RE: EMV on the Web - A workable idea?

Hello guys,

Whether EMVCo protocols as they are – or the EMVCo brand – might be relevant in the future is IMHO a relevant – but not a decisive – question for our work. On the NFC front it’s established for the future, so we better be able to cope with it if we keep to the ‘convergence’ idea. I am, however, confident that other – perhaps proprietary or industry-specific approaches – will be running over the same NFC interfaces and within the same wallet. Simply because there will likely never be a one-size-fits-all solution.

The same kind of modularity should work for online processes. If EMVCo come up with definitions on how to convey their protocol over http and how to secure the transaction flow, I think it’s fine. They might as well decide to come up with something entirely new, calling it EMVCo-Online, based on entirely different technology. If it fits into our work, I’d be happy as well. The consequences for merchants, terminal vendors, services might be immense, though. So I would leave this kind of developments to their industry, to the market, and look forwards to the evolution taking place.

Is there anything really speaking against this degree of ‘neutrality’ to specific implementations?

All the best,
                Jörg

From: Adrian Hope-Bailie [mailto:adrian@hopebailie.com]
Sent: Montag, 3. August 2015 10:47
To: Anders Rundgren
Cc: Web Payments IG
Subject: Re: EMV on the Web - A workable idea?

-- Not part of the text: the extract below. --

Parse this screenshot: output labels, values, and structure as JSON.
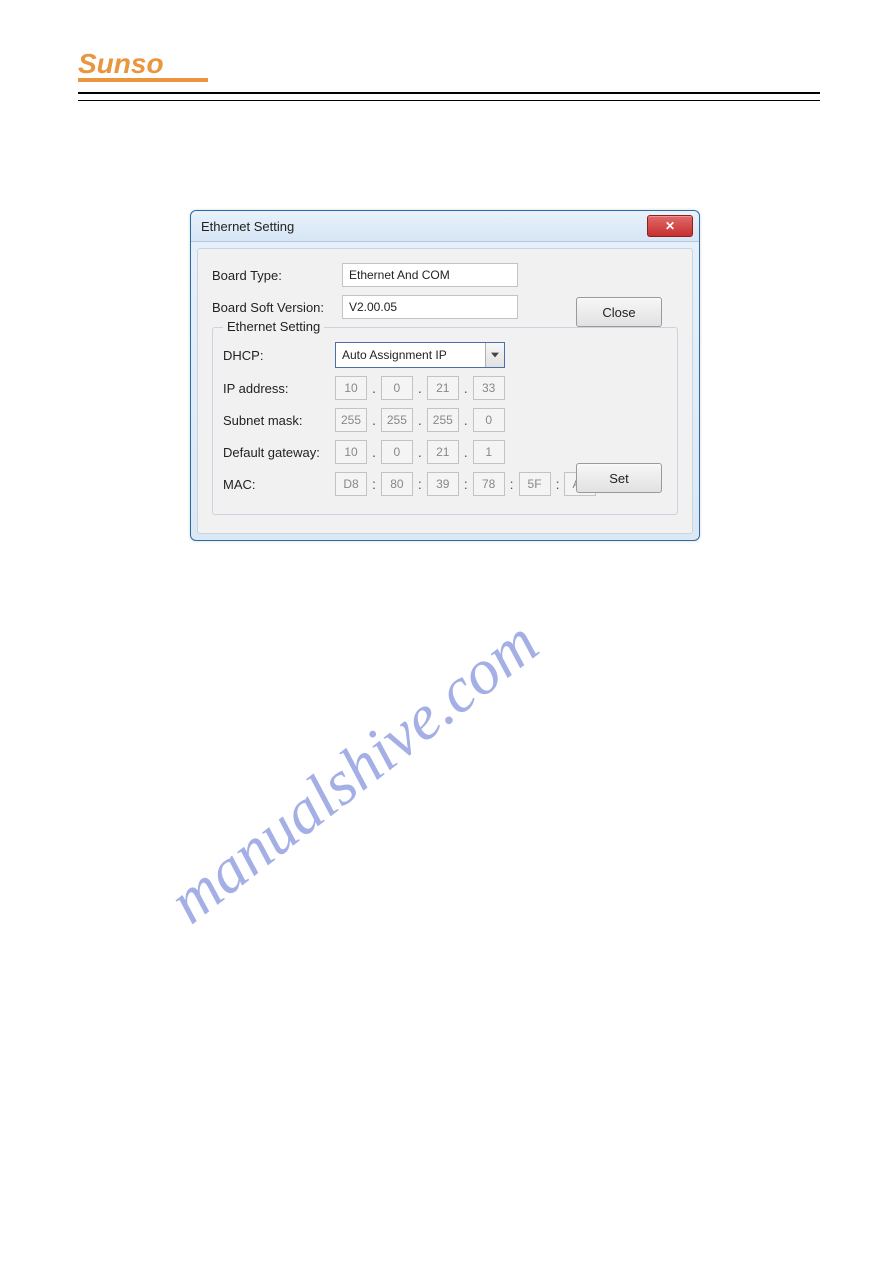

EMVCo's answer to card-not-present is tokenisation.
This is what ApplePay employs.

I expect this will be the same approach of the card-based scheme operators in adopting whatever standard comes out of the Web Payments WG

On 3 August 2015 at 06:33, Anders Rundgren <anders.rundgren.net@gmail.com<mailto:anders.rundgren.net@gmail.com>> wrote:
The traditional payment industry have settled on using EMV for POS transactions.
That is, even Apple Pay use EMV by emulating physical cards over an NFC transport.

EMV is a very low-level card protocol which at least historically always depended on a trusted "Payment Terminal" which in turn did the actual talking with other systems including the POS.

Now to the issue...
A merchant Web server indeed function as a virtual POS but does a wallet actually replace the payment terminal?

The answer to this simple question will have dramatic implications on Web Payment WG deliverables.

Although I'm by no means an expert on EMV, my gut feeling is that we need a NEW protocol for the Web in order to achieve comparable security to EMV.